È interessante la tua playlist su Spotify intitolata Breathing Too Loud: da Battisti a Empress Of, da Piero Umiliani a Kelly Lee Owens. Possiamo considerarla una sintesi delle tue influenze?
Assolutamente. Mi hai anche ricordato che devo aggiornarla! Rappresenta la mia idea di pop: che abbia dentro tante cose diverse, e chi lo fa sia unico e riconoscibile.
Sei una delle artiste indipendenti italiane con la maggiore esperienza internazionale. È più difficile costruire una carriera di questo tipo rispetto al fare un percorso esclusivamente in Italia?

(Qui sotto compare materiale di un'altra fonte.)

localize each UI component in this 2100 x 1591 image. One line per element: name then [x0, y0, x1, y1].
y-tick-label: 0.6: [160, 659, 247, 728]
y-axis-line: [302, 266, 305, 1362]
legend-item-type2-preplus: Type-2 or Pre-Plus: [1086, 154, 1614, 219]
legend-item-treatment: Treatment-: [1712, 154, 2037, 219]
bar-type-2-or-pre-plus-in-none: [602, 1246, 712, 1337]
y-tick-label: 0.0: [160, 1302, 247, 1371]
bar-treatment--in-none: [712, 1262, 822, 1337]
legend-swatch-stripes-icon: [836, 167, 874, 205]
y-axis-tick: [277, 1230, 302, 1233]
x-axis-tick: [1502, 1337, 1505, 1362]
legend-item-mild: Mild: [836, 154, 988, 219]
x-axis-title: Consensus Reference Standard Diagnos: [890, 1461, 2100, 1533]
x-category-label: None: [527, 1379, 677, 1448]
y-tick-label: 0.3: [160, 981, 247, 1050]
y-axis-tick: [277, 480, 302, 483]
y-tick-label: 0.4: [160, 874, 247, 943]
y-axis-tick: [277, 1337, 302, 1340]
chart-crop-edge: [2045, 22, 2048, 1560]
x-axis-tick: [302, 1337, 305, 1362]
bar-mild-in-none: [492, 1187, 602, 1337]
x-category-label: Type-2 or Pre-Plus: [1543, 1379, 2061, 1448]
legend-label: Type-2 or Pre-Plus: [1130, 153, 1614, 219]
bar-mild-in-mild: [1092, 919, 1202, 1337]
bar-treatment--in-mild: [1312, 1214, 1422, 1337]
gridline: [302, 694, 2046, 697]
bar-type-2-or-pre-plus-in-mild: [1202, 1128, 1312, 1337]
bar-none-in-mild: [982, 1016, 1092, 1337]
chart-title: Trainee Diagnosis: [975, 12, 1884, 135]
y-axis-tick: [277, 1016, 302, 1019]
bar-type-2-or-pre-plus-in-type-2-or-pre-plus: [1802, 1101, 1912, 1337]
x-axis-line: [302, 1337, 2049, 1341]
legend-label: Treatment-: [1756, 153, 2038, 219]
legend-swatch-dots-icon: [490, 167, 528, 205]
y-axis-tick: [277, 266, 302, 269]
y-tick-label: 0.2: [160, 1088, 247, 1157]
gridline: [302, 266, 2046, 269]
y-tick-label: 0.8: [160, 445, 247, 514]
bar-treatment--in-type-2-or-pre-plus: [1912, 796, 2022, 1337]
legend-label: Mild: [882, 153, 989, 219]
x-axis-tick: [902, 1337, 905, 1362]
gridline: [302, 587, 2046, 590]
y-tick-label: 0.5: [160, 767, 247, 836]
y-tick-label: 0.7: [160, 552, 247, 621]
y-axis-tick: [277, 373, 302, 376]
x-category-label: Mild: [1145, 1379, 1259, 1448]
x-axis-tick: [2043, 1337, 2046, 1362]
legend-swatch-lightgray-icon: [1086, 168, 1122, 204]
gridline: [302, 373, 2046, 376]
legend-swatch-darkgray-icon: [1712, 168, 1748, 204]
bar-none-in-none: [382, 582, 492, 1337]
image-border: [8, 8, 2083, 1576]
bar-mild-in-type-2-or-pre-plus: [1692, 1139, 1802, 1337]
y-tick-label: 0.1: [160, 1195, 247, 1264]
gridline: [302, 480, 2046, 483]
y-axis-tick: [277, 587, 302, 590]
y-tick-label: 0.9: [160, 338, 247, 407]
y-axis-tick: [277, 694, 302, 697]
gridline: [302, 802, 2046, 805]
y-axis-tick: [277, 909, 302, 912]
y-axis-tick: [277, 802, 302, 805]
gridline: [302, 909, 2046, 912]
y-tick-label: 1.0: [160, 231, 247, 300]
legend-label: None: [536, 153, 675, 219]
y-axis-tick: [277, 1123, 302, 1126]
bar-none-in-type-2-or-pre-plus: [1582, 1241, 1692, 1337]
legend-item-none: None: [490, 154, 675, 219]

Penso siano due scelte diverse. Nel mio caso, fare un pezzo con Jessica Winter, un’artista che poi metto nelle mie playlist, è una cosa che se avessi cantato in italiano non sarebbe successa. Faccio quello che mi sento. Quello che mi muove è la curiosità di fare cose con le persone che ammiro di più. Certo, ci sono tantissimi artisti italiani che mi piacciono ma sono cose diverse. Entrambe le prospettive hanno le loro difficoltà, sicuramente a livello di budget. Ci vuole anche tanta pazienza per farlo all’estero e vedere dei risultati.